E-comics suggest the limitations of Web publishing.

For the past two years or so I’ve been subscribing to a daily comics e-mail from uclick.com. The service gives me a choice of comics from more than 100 strips and editorial cartoons, and it’s just $11.95 a year. Although it’s true that I can get the comics for free on the Web, it’s worth $11.95 a year for me to get the comics directly by e-mail.

I got into the comics in college–we had a communal copy of the Boston Globe in our dorm, and every morning I would read through all the comics on the page. When my wife and I got married, the morning comics became an important part of our daily routine.

But in the late 1990s, the Globe’s comics page went through a series of redesigns. First the paper shrank all the comics so that more could fit on one page. Then they shrank the page, presumably to save money. Eventually my wife and I realized that we weren’t getting a lot of pleasure from the page anymore, and we decided to let our subscription to the Globe lapse–after all, we could get the news online.

There’s been a real explosion in Web comics in recent years. Uclick has more than 100 features and editorial cartoons drawn from national syndication. But there are literally thousands of comics that are distributed solely on the Web–the pictorial equivalent of blogging.

Unfortunately, this new comics system is far from perfect. For starters, the comics don’t look as good on my computer screen as they did in print–they aren’t presented at a very high resolution. The screen just isn’t as good a medium for distribution as paper is. Perhaps the new iPhone will fix this, with its 200-dots-per-inch screen, but I’m not holding my breath.

A bigger disappointment is that getting the comics on a Web page has changed reading comics from a communal activity done with my wife and family around the breakfast table to a solitary activity that I do in front of the computer screen. Some days I will actually walk away from breakfast to “check my mail”–and read the comics.

Yet another problem is selection: there’s too much, and it’s not edited. Back when I was reading the comics page, I got a selection of the comics I liked and some others I didn’t care about.
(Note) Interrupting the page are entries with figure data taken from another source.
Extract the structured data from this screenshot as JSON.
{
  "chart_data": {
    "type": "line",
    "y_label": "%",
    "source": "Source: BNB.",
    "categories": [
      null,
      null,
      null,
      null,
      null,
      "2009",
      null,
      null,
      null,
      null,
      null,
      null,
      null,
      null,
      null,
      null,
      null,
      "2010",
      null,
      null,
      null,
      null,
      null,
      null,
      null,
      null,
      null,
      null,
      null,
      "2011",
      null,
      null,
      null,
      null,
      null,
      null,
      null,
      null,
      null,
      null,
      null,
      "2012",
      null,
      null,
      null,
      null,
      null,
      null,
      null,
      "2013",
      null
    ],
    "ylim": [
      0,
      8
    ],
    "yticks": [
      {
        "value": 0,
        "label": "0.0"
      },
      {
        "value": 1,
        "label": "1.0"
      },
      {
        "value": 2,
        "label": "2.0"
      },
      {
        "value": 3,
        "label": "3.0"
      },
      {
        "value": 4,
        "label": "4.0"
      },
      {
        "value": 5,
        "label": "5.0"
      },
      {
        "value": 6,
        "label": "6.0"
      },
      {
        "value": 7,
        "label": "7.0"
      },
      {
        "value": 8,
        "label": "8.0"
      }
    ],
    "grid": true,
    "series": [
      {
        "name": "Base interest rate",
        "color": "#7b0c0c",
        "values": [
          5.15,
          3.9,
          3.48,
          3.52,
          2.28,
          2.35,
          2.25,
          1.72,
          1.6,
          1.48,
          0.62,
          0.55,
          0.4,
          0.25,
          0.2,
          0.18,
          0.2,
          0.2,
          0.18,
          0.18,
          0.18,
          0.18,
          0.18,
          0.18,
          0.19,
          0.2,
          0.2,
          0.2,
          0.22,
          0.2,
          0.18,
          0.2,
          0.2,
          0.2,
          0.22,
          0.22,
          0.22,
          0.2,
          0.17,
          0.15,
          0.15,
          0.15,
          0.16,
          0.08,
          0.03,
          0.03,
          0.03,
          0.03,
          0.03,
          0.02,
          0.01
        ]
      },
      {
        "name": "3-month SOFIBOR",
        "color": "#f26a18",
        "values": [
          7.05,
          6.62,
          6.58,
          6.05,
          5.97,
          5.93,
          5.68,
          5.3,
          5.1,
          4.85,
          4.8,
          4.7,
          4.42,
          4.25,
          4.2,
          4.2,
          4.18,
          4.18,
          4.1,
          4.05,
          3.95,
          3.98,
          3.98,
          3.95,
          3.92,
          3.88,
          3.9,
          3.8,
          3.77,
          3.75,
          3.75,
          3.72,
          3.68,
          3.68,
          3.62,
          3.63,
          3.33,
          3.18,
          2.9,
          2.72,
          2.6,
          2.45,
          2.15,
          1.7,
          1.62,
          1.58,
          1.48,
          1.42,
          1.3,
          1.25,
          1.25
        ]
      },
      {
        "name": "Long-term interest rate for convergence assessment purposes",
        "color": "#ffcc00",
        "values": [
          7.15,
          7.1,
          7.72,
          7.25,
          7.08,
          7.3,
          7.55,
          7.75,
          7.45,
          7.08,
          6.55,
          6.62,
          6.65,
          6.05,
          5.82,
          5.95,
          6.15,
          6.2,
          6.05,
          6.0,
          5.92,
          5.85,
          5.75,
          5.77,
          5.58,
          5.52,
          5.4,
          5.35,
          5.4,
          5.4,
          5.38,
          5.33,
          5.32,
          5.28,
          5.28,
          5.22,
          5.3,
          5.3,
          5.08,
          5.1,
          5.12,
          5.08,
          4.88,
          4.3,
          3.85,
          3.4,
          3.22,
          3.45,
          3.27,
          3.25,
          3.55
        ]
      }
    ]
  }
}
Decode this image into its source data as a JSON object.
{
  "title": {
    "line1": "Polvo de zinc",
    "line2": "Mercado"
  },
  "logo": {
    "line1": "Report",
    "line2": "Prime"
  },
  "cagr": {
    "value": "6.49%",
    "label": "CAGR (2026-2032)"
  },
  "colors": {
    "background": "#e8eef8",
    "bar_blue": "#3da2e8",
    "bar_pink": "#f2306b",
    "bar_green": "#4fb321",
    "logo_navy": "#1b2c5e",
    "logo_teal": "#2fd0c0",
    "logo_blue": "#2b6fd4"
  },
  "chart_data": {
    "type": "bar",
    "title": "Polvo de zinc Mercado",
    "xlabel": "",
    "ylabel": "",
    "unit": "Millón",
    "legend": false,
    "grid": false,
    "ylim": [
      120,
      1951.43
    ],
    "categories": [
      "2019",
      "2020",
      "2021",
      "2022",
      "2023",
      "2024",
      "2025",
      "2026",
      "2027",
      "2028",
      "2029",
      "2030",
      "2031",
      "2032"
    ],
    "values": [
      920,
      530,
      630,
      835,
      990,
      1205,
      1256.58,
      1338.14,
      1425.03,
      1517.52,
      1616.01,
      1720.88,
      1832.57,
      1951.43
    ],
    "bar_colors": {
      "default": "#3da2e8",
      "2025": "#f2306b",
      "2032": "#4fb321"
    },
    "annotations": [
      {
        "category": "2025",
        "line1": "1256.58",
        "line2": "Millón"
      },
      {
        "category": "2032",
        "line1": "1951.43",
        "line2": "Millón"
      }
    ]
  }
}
But every now and then one of the ones that I didn’t care about would catch my eye, and sooner or later I would get hooked. Today, I get the comics that I care about by e-mail, and I ignore the rest. If I ever decide to go looking for something new, I’m quickly overwhelmed by the selection.

Back when I was a graduate student at the MIT Media Lab, we used to theorize about the “newspaper of the future” and the problems that it might have. One of the ideas floated for the comics was that people would have high-resolution color printers in their homes, and the daily comics would be printed every day. Well, I’ve got the printer, the computer, and the information, but I don’t have the software to make this all work. Perhaps more important, I don’t have some intelligent agent that’s automatically building a selection of comics for me that’s both interesting and relevant and that keeps me open to new possibilities.